There’s a lot of empty desks in Dallas Independent School District.
Immunizations and registration are the two biggest issues keeping kids out of the classroom on the first day back to school. It’s costing kids valuable education time and taxpayers money.
“We thank you for the opportunity to serve our kids,” says Holmes Middle School Principal Barbara Moham. She and the staff at the brand new school started the first day with a prayer before students arrived, then the back-to-school chaos began.
“The biggest challenge will be making sure all of our boys and girls feel comfortable and feel at home,” says Moham.
“Pretty exciting to see all my friends again,” says seventh grade student Aaron Valles.
School leaders say hundreds of Holmes middle schoolers aren’t registered ahead of time and had to fill out paperwork on the first day.
“Gotta make sure everything is transferred,” said Valles’ great uncle Johnny Juarez.
In a district of 157,000 kids, an estimated 20 percent -- around 30,000 students -- will skip the first day of school.
“We know if the kids don’t come to school, we can’t teach them,” says new superintendent Mike Miles.
Miles spent time visiting the new school Monday morning. He says despite emails, phone calls and an ad campaign to parents, many procrastinate and wait until the last minute to have their kids immunized. Instead of sitting in class, they’re sitting in line for shots at the health department.
“It does cost about $40 per kid per day, if the kids don’t come,” says Miles.
Gilbert Pena planned to be punctual with his daughter.

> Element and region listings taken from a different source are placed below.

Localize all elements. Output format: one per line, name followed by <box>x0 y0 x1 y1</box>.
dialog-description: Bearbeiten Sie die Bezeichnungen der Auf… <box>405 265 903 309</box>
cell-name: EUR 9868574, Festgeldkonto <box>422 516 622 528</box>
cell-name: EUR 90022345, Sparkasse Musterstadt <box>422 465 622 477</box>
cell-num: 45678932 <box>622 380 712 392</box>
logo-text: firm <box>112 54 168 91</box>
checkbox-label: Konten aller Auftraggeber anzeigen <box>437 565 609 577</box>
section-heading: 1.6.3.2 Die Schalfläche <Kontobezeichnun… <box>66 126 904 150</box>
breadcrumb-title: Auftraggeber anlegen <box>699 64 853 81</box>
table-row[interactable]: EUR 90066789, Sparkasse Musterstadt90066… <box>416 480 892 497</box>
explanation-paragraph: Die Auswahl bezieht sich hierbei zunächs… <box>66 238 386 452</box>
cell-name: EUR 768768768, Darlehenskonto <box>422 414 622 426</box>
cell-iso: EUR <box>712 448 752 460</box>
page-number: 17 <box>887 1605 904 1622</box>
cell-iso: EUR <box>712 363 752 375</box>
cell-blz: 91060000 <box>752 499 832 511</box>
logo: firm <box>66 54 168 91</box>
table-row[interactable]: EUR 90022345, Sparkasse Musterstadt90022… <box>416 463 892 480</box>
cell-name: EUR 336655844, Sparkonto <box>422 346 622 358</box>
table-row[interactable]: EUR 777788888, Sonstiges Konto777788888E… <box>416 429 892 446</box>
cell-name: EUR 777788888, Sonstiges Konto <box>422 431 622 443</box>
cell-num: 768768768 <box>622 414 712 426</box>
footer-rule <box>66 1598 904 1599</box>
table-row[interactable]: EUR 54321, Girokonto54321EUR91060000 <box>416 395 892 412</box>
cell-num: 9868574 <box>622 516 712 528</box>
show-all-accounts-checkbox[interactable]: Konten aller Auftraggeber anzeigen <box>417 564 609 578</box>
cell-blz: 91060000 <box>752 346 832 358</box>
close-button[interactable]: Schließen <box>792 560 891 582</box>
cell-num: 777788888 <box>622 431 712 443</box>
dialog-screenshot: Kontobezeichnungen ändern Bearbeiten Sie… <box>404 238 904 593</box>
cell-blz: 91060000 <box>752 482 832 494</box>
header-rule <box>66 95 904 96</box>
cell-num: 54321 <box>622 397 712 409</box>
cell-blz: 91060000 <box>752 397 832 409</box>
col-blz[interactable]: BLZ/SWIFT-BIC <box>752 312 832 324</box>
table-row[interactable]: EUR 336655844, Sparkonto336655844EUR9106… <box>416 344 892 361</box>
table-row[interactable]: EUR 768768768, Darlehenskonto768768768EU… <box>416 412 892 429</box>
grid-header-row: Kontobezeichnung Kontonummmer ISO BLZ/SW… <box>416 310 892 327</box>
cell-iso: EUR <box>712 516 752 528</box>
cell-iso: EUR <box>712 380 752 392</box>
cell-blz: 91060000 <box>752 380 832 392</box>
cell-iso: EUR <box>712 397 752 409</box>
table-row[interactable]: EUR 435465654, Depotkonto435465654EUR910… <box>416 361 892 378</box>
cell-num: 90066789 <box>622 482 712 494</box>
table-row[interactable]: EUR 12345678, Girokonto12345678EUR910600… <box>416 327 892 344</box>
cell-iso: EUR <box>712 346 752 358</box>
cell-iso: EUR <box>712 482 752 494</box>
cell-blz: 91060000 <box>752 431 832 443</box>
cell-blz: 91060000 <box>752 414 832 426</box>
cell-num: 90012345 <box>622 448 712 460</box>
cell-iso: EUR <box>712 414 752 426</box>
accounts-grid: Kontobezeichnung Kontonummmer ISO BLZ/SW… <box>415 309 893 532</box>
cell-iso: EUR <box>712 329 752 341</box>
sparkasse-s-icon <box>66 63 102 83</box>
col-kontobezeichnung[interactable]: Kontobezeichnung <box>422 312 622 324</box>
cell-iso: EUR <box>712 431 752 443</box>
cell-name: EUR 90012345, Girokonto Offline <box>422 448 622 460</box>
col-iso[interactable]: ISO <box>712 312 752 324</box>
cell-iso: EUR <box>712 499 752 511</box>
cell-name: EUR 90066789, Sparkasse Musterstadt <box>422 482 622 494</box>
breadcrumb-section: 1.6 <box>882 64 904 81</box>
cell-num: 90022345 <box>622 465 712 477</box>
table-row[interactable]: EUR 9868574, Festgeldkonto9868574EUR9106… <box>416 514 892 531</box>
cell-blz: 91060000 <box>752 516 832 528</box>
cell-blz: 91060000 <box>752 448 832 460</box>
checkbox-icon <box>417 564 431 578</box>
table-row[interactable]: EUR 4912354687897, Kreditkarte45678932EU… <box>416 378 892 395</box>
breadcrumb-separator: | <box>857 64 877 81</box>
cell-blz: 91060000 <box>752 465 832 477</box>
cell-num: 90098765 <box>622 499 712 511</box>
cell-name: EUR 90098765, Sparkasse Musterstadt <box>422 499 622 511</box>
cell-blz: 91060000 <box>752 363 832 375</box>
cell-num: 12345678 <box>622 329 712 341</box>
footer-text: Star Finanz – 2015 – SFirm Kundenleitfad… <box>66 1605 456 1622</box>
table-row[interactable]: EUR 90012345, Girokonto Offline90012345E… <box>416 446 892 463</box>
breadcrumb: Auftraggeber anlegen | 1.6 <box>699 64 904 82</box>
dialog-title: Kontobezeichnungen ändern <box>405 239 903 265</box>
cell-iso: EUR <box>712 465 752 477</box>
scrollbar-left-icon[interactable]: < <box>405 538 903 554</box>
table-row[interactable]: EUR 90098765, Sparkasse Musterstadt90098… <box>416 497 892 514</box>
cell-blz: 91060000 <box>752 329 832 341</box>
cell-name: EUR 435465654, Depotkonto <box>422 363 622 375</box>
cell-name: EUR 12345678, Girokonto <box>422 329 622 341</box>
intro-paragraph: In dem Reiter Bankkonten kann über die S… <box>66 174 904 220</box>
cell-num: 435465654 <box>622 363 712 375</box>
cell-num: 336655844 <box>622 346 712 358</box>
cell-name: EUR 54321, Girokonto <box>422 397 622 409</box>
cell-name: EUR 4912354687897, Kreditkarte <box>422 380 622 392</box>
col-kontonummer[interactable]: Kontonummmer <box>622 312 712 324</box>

"Traffic was backed up for blocks. Buses dropped students off late and in the wrong spot, which made it tough to make the bell on time,” says Pena.
“It’s a beautiful school. We had to walk a half mile to get to school,” says Pena.
The superintendent is planning to have a news conference at 4 p.m. Monday to talk about how the first day of school went and how many students missed school.